Group theoretic properties of the group of computable automorphisms of a countable dense linear order (Q1810808)

This article explores \(\text{Aut}_c ( {\mathbb Q})\), the group of computable automorphisms of a countable dense linear order without endpoints. These computable automorphisms form a countable subgroup of the group of all automorphisms, \(\text{Aut} ( {\mathbb Q})\). The authors prove that like \(\text{Aut} ( {\mathbb Q})\), \(\text{Aut}_c ( {\mathbb Q})\) has exactly three nontrivial normal subgroups and every element of \(\text{Aut}_c ( {\mathbb Q})\) is a commutator. By contrast, although (1) \(\text{Aut} ( {\mathbb Q})\) is divisible, (2) every element of \(\text{Aut} ( {\mathbb Q})\) is a commutator of itself with some other element, and (3) two elements of \(\text{Aut} ( {\mathbb Q})\) are conjugate if and only if they have isomorphic orbital structures, these three properties fail in \(\text{Aut}_c ( {\mathbb Q})\). The proofs are computability-theoretic in presentation with corollaries in reverse mathematics. The article is closely related to work of \textit{A. S. Morozov} and \textit{J. K. Truss} [J. Symb.

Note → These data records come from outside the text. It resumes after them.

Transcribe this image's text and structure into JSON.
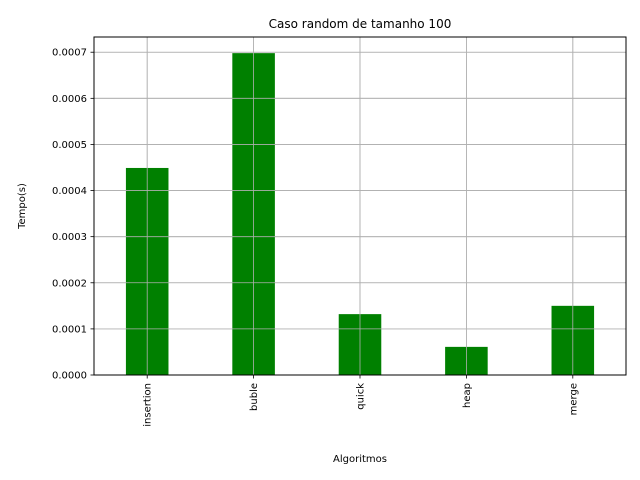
{
  "chart_data": {
    "type": "bar",
    "title": "Caso random de tamanho 100",
    "xlabel": "Algoritmos",
    "ylabel": "Tempo(s)",
    "categories": [
      "insertion",
      "buble",
      "quick",
      "heap",
      "merge"
    ],
    "values": [
      0.000449,
      0.000698,
      0.000132,
      6.1e-05,
      0.00015
    ],
    "ylim": [
      0,
      0.000733
    ],
    "yticks": [
      "0.0000",
      "0.0001",
      "0.0002",
      "0.0003",
      "0.0004",
      "0.0005",
      "0.0006",
      "0.0007"
    ],
    "grid": true,
    "bar_color": "#008000",
    "grid_color": "#b0b0b0"
  }
}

Log. 66, 1458-1470 (2001; Zbl 0990.03034)] and work in reverse mathematics of algebra, e.g., by \textit{R. Solomon} [Bull. Symb. Log. 5, 45-58 (1999; Zbl 0922.03078)] and \textit{H. M. Friedman}, \textit{S. G. Simpson,} and \textit{R. L. Smith} [Ann. Pure Appl. Logic 25, 141-181 (1983; Zbl 0575.03038)].